There is much descriptive language and it is often a delight to roll particular phrases around the tongue and mull over in the mind. Some of these sentences are:
Enemies were about with sharp knives and blunt intentions. pg. 2
But now everything changed within me. The moon lost its place in the sky. There was another light edging into my horizon, and jealousy came like a storm to block it out. pg. 97
Trees rose higher here, clawing for the sky on either side, blocking out the moon’s glow. pg. 104
Four spires stabbed the moon…. pg 104
Many heroic and passionate knight scenes such as this one:
The only way to cope, I reasoned, was to remove myself from that horizon. And so I took another long ride around the entire property on my dark steed, quickly bringing him to a frothy sweat. pg. 97
His gloved hand was on his gold-busted sword. Leather armor wrapped his chest and thighs, same as mine. A goatee cupped his chin and joined his mustache but he’d shaved the rest of his face in the creek earlier, anticipating his ride into the estate, the arriving hero from abroad. Alec, the lover. Toma, the warrior. pg. 3
It is filled with sensuality that made me uncomfortable.
Caught staring, I turned. But everywhere I looked, I was surely staring. Though there was no overt sexuality on display here, the room was drenched in sensuality, in tracing fingers and weaving arms and smouldering looks that drew out the wildest imaginations, pg, 109
The dance resembled no movement I had ever seen – a twisting, twirling affair that might be better suited to dervishes than ladies and gentlemen. It was at once beautiful, even breathtaking, and terribly sensuous, in part because of the way the women were dressed in their tight-fitting leathers and boots. pg. 112
Bitten lips, blood drenched sheets, dark black eyes…. Too much for my comfort.
At about two thirds of the way through the book I was disappointed to see the plot revealing who these mysterious people really were. At this point, I kind of threw up my hands and shook my head – another book, Christian no less, in this expanding genre of popular fiction. It felt like a sell out to popular culture but having thought about it more why shouldn’t Christians have a voice here as well?

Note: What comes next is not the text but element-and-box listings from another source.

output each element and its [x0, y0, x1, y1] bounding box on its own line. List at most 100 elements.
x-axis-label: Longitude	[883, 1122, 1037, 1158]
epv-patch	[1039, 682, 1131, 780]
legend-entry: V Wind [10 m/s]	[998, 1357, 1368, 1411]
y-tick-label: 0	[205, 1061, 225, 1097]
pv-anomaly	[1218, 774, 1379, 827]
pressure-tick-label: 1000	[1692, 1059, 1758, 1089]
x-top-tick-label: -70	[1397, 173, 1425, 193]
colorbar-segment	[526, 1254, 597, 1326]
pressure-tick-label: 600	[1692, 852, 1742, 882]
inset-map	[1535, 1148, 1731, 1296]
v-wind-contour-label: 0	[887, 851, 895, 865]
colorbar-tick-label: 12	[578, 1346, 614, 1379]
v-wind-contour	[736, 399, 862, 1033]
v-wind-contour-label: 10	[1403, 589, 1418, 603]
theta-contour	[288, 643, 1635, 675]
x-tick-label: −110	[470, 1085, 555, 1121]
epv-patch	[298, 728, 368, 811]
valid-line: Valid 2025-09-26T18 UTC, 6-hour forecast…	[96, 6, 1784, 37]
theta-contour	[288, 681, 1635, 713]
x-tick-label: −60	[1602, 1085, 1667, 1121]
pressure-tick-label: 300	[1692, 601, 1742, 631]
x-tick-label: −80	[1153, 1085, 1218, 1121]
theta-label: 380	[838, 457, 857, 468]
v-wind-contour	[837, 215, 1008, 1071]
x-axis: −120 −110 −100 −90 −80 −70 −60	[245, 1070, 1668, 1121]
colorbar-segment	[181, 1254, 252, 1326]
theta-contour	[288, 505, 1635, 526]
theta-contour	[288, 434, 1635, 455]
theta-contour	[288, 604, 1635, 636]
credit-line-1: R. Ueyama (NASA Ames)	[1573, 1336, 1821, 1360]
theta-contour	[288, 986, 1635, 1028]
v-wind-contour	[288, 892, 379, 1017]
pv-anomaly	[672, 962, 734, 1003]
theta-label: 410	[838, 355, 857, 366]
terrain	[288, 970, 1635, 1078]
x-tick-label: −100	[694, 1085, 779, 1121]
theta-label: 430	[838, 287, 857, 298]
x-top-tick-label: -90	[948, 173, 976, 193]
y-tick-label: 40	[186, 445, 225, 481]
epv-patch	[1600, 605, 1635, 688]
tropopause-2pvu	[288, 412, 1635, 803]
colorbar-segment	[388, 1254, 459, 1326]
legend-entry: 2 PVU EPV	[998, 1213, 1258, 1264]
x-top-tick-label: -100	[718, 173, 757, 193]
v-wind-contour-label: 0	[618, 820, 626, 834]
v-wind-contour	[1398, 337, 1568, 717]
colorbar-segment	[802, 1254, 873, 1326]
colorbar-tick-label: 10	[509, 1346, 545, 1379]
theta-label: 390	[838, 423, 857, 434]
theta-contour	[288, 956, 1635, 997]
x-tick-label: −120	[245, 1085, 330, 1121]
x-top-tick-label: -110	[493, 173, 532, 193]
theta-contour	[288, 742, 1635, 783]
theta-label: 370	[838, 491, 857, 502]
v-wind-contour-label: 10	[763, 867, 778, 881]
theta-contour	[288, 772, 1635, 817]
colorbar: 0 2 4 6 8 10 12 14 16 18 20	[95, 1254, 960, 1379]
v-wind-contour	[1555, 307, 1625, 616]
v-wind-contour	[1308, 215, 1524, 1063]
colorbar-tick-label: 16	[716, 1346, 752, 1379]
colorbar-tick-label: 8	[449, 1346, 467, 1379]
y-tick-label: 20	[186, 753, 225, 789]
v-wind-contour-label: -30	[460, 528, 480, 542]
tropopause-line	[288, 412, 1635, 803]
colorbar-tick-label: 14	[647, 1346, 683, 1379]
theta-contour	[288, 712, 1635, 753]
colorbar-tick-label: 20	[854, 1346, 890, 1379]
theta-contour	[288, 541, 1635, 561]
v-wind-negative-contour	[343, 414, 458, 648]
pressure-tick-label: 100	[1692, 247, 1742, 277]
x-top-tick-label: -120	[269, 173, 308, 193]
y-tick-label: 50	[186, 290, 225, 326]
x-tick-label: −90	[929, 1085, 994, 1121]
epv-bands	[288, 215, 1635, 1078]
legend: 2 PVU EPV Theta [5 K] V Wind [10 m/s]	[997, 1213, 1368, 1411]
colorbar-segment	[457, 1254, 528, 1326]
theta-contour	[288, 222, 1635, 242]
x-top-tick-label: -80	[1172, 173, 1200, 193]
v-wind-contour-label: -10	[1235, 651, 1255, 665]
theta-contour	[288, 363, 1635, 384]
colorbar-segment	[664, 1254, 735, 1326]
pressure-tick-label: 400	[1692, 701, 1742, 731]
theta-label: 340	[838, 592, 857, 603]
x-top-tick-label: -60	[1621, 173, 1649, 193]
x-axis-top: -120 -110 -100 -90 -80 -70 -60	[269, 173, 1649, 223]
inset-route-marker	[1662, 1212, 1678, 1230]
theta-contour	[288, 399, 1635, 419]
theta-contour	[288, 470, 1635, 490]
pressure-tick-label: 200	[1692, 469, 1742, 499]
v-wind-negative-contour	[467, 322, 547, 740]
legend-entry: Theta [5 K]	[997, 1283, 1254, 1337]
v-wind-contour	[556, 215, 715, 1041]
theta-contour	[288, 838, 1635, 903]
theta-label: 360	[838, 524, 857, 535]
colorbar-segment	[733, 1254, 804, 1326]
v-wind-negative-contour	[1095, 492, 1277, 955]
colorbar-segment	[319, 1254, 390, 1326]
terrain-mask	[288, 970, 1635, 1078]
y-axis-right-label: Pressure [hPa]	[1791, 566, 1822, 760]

I also thought the plot reveal 2/3 of the way through was a way the author “dumbed” the book down spelling it out for those who hadn’t made the connections. I felt insulted at this.
Although having read one of the most popular in this unnamed genre, I have to say the writing in this Ted Dekkar book is considerably more mature, robust and eloquent. It was the language that kept me turning the pages when I felt like I was drowning in sensuality and blood. I really enjoyed the language, symbolism, and descriptive turns of phrase. If blood and sensuality do not bother you, then this book might be one to try. If you love good writing, then this is a great book to read.